13 Comments Add yours

  1. Roy McCarthy says:

    You can only control so much, but I believe you generally reap what you sow and you get what you deserve. It doesn’t always work out that way – people are complex for sure – but generally, I think, others will react favourably if you make the effort. (That was great about the homeless man – I hope it was a healthy option.) 🙂

  2. Jim Simon says:

    All of these things test your resolve… they are your “shenpa” (look up Pema Chondron, she’ll explain it). This world stumps me just as much. Be glad you can see the beauty you do…

  3. While we are a group of diverse creatures I would certainly love to see a more consistent move toward kindness. I believe the best we can do in the face of the other is exactly what you have outlined, and that is to control our own reactions to it. Oh, and the butternut squash…even a childfree person like me has to smile at that one! 🙂

    1. candidkay says:

      Yes, biting into raw butternut squash when expecting cantaloupe is a singular experience:).

  4. Amy says:

    Ah, the dance of the dichotomies!
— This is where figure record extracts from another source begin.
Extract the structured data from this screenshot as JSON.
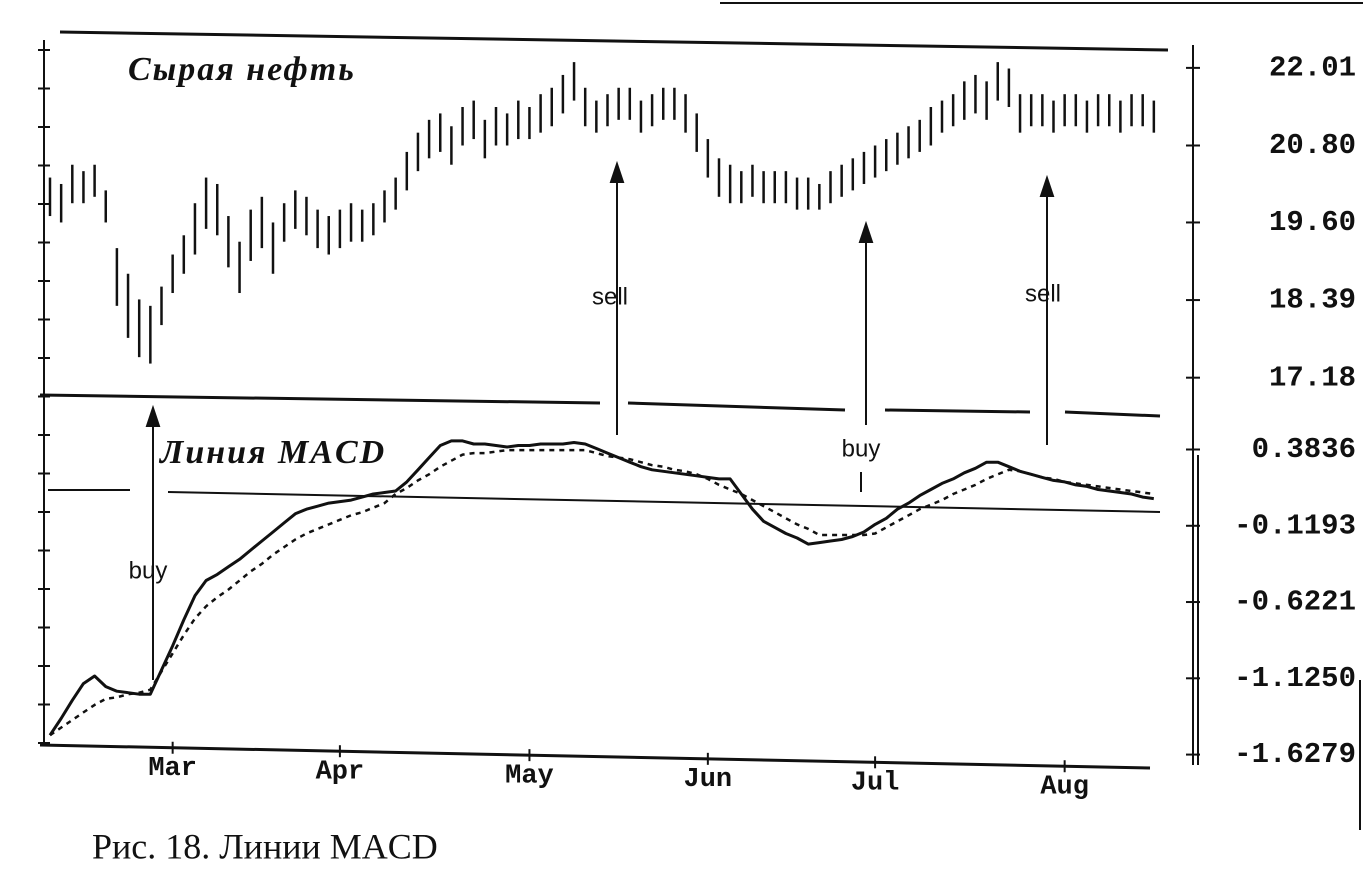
{
  "caption": "Рис. 18. Линии MACD",
  "chart_data": [
    {
      "type": "ohlc",
      "title": "Сырая нефть",
      "color": "#111111",
      "high": [
        20.3,
        20.2,
        20.5,
        20.4,
        20.5,
        20.1,
        19.2,
        18.8,
        18.4,
        18.3,
        18.6,
        19.1,
        19.4,
        19.9,
        20.3,
        20.2,
        19.7,
        19.3,
        19.8,
        20.0,
        19.6,
        19.9,
        20.1,
        20.0,
        19.8,
        19.7,
        19.8,
        19.9,
        19.8,
        19.9,
        20.1,
        20.3,
        20.7,
        21.0,
        21.2,
        21.3,
        21.1,
        21.4,
        21.5,
        21.2,
        21.4,
        21.3,
        21.5,
        21.4,
        21.6,
        21.7,
        21.9,
        22.1,
        21.7,
        21.5,
        21.6,
        21.7,
        21.7,
        21.5,
        21.6,
        21.7,
        21.7,
        21.6,
        21.3,
        20.9,
        20.6,
        20.5,
        20.4,
        20.5,
        20.4,
        20.4,
        20.4,
        20.3,
        20.3,
        20.2,
        20.4,
        20.5,
        20.6,
        20.7,
        20.8,
        20.9,
        21.0,
        21.1,
        21.2,
        21.4,
        21.5,
        21.6,
        21.8,
        21.9,
        21.8,
        22.1,
        22.0,
        21.6,
        21.6,
        21.6,
        21.5,
        21.6,
        21.6,
        21.5,
        21.6,
        21.6,
        21.5,
        21.6,
        21.6,
        21.5
      ],
      "low": [
        19.7,
        19.6,
        19.9,
        19.9,
        20.0,
        19.6,
        18.3,
        17.8,
        17.5,
        17.4,
        18.0,
        18.5,
        18.8,
        19.1,
        19.5,
        19.4,
        18.9,
        18.5,
        19.0,
        19.2,
        18.8,
        19.3,
        19.5,
        19.4,
        19.2,
        19.1,
        19.2,
        19.3,
        19.3,
        19.4,
        19.6,
        19.8,
        20.1,
        20.4,
        20.6,
        20.7,
        20.5,
        20.8,
        20.9,
        20.6,
        20.8,
        20.8,
        20.9,
        20.9,
        21.0,
        21.1,
        21.3,
        21.5,
        21.1,
        21.0,
        21.1,
        21.2,
        21.2,
        21.0,
        21.1,
        21.2,
        21.2,
        21.0,
        20.7,
        20.3,
        20.0,
        19.9,
        19.9,
        20.0,
        19.9,
        19.9,
        19.9,
        19.8,
        19.8,
        19.8,
        19.9,
        20.0,
        20.1,
        20.2,
        20.3,
        20.4,
        20.5,
        20.6,
        20.7,
        20.8,
        21.0,
        21.1,
        21.2,
        21.3,
        21.2,
        21.5,
        21.4,
        21.0,
        21.1,
        21.1,
        21.0,
        21.1,
        21.1,
        21.0,
        21.1,
        21.1,
        21.0,
        21.1,
        21.1,
        21.0
      ],
      "xlim": [
        0,
        100
      ],
      "ylim": [
        16.91,
        22.32
      ],
      "yticks": [
        22.01,
        {
          "value": 20.8,
          "label": "20.80"
        },
        {
          "value": 19.6,
          "label": "19.60"
        },
        18.39,
        17.18
      ],
      "annotations": [
        "sell",
        "sell"
      ]
    },
    {
      "type": "line",
      "title": "Линия MACD",
      "series": [
        {
          "color": "#111111",
          "style": "solid",
          "values": [
            -1.5,
            -1.39,
            -1.27,
            -1.16,
            -1.11,
            -1.18,
            -1.21,
            -1.22,
            -1.23,
            -1.23,
            -1.07,
            -0.91,
            -0.74,
            -0.58,
            -0.48,
            -0.44,
            -0.39,
            -0.34,
            -0.28,
            -0.22,
            -0.16,
            -0.1,
            -0.04,
            -0.01,
            0.01,
            0.03,
            0.04,
            0.05,
            0.07,
            0.09,
            0.1,
            0.11,
            0.17,
            0.25,
            0.33,
            0.41,
            0.44,
            0.44,
            0.42,
            0.42,
            0.41,
            0.4,
            0.41,
            0.41,
            0.42,
            0.42,
            0.42,
            0.43,
            0.42,
            0.39,
            0.36,
            0.33,
            0.3,
            0.27,
            0.25,
            0.24,
            0.23,
            0.22,
            0.21,
            0.2,
            0.19,
            0.19,
            0.09,
            -0.01,
            -0.09,
            -0.13,
            -0.17,
            -0.2,
            -0.24,
            -0.23,
            -0.22,
            -0.21,
            -0.19,
            -0.16,
            -0.11,
            -0.07,
            -0.01,
            0.03,
            0.08,
            0.12,
            0.16,
            0.19,
            0.23,
            0.26,
            0.3,
            0.3,
            0.27,
            0.24,
            0.22,
            0.2,
            0.18,
            0.17,
            0.15,
            0.14,
            0.12,
            0.11,
            0.1,
            0.09,
            0.07,
            0.06
          ]
        },
        {
          "color": "#111111",
          "style": "dotted",
          "values": [
            -1.5,
            -1.45,
            -1.4,
            -1.35,
            -1.3,
            -1.26,
            -1.25,
            -1.23,
            -1.22,
            -1.2,
            -1.08,
            -0.96,
            -0.84,
            -0.73,
            -0.65,
            -0.59,
            -0.54,
            -0.48,
            -0.42,
            -0.37,
            -0.31,
            -0.26,
            -0.21,
            -0.17,
            -0.14,
            -0.11,
            -0.08,
            -0.05,
            -0.03,
            0.0,
            0.03,
            0.09,
            0.13,
            0.18,
            0.22,
            0.27,
            0.31,
            0.35,
            0.36,
            0.36,
            0.37,
            0.38,
            0.38,
            0.38,
            0.38,
            0.38,
            0.38,
            0.38,
            0.38,
            0.36,
            0.34,
            0.33,
            0.32,
            0.3,
            0.28,
            0.27,
            0.25,
            0.24,
            0.22,
            0.19,
            0.15,
            0.12,
            0.09,
            0.05,
            0.01,
            -0.03,
            -0.07,
            -0.11,
            -0.14,
            -0.18,
            -0.18,
            -0.18,
            -0.18,
            -0.18,
            -0.17,
            -0.13,
            -0.09,
            -0.05,
            -0.01,
            0.02,
            0.05,
            0.09,
            0.12,
            0.15,
            0.19,
            0.22,
            0.25,
            0.24,
            0.22,
            0.2,
            0.19,
            0.17,
            0.16,
            0.15,
            0.14,
            0.13,
            0.12,
            0.11,
            0.1,
            0.09
          ]
        }
      ],
      "xlim": [
        0,
        100
      ],
      "ylim": [
        -1.69,
        0.71
      ],
      "yticks": [
        0.3836,
        -0.1193,
        -0.6221,
        {
          "value": -1.125,
          "label": "-1.1250"
        },
        -1.6279
      ],
      "xticks": [
        {
          "value": 11,
          "label": "Mar"
        },
        {
          "value": 26,
          "label": "Apr"
        },
        {
          "value": 43,
          "label": "May"
        },
        {
          "value": 59,
          "label": "Jun"
        },
        {
          "value": 74,
          "label": "Jul"
        },
        {
          "value": 91,
          "label": "Aug"
        }
      ],
      "annotations": [
        "buy",
        "buy"
      ]
    }
  ]
}
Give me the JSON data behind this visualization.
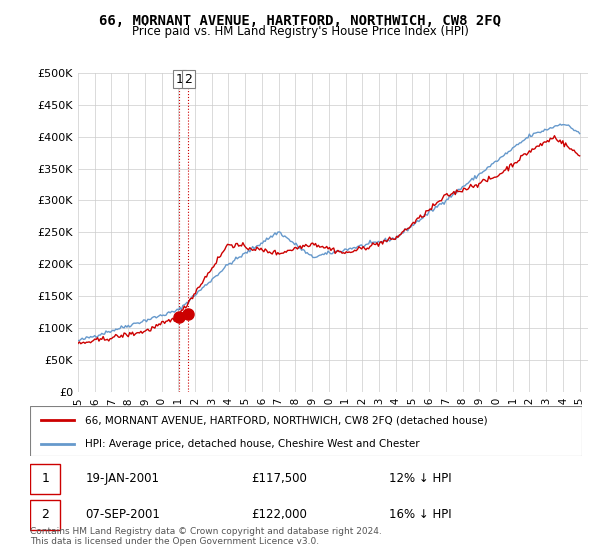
{
  "title": "66, MORNANT AVENUE, HARTFORD, NORTHWICH, CW8 2FQ",
  "subtitle": "Price paid vs. HM Land Registry's House Price Index (HPI)",
  "xlabel": "",
  "ylabel": "",
  "ylim": [
    0,
    500000
  ],
  "yticks": [
    0,
    50000,
    100000,
    150000,
    200000,
    250000,
    300000,
    350000,
    400000,
    450000,
    500000
  ],
  "ytick_labels": [
    "£0",
    "£50K",
    "£100K",
    "£150K",
    "£200K",
    "£250K",
    "£300K",
    "£350K",
    "£400K",
    "£450K",
    "£500K"
  ],
  "background_color": "#ffffff",
  "grid_color": "#cccccc",
  "line_color_red": "#cc0000",
  "line_color_blue": "#6699cc",
  "legend_label_red": "66, MORNANT AVENUE, HARTFORD, NORTHWICH, CW8 2FQ (detached house)",
  "legend_label_blue": "HPI: Average price, detached house, Cheshire West and Chester",
  "sale1_date": "19-JAN-2001",
  "sale1_price": "£117,500",
  "sale1_hpi": "12% ↓ HPI",
  "sale2_date": "07-SEP-2001",
  "sale2_price": "£122,000",
  "sale2_hpi": "16% ↓ HPI",
  "footer": "Contains HM Land Registry data © Crown copyright and database right 2024.\nThis data is licensed under the Open Government Licence v3.0.",
  "vline_color": "#cc0000",
  "vline_style": ":",
  "sale_marker_color": "#cc0000",
  "sale_marker_size": 8
}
I loved all your stories – the woman who stopped to give food to the homeless man; your son’s thoughtfulness in bringing you breakfast in bed AND verbalizing his appreciation (!); the friendly, affordable plumber.

    Like you, when I see others behaving in ways that make me cringe, I try not to react, and try not to brood about it. I love your positive mind set, your will to do the right thing, your sanity in this sometimes insane world. Way to be, K. 🙂 xoxo

    1. candidkay says:

      I hope there are many of us out here, striving for similar result, Amy. Makes it an entirely different world:).

      1. Amy says:

        My friend, I believe this to my core: there ARE.

        Love you.

  5. Awesome juxtapositions. An acute attention to detail, which I love.

  6. Ninasusan says:

    I love the thought behind the post!

  7. RuthsArc says:

    Lovely words. Reminds me of Maya Angelou quote – If you don’t like something, change it. If you can’t change it, change your attitude. Not always easy to do in today’s world, but well worth striving for.

  8. So excellent! Love it. And I can relate…Haha! Like the lady at McDonald’s who walked out of her car at the drive thru and proceeded to rant at me. Another day in California!

  9. Oh yeah! Your learning. Yes it is the other persons problem, just as it is yours when you feel like spitting the dummy. When you can honestly ask yourself why you aren’t happy with something, you begin to realise your happiness does come from where you are within. Always has, always will.
    One day when we all find our yucky bits and release them…it WILL be a beautiful world Kay.
    May you have a beautiful weekend, full of small boys who care, drivers who smile, and most of all, that ability to understand and love self from those yucky bits that we release 🙂 Namaste

    1. candidkay says:

      And to you, Mr. Lanesbury, right back ‘atcha. If it’s not small boys who care and drivers who smile, at least whatever warms your heart. Thanks, as always, for the kind words.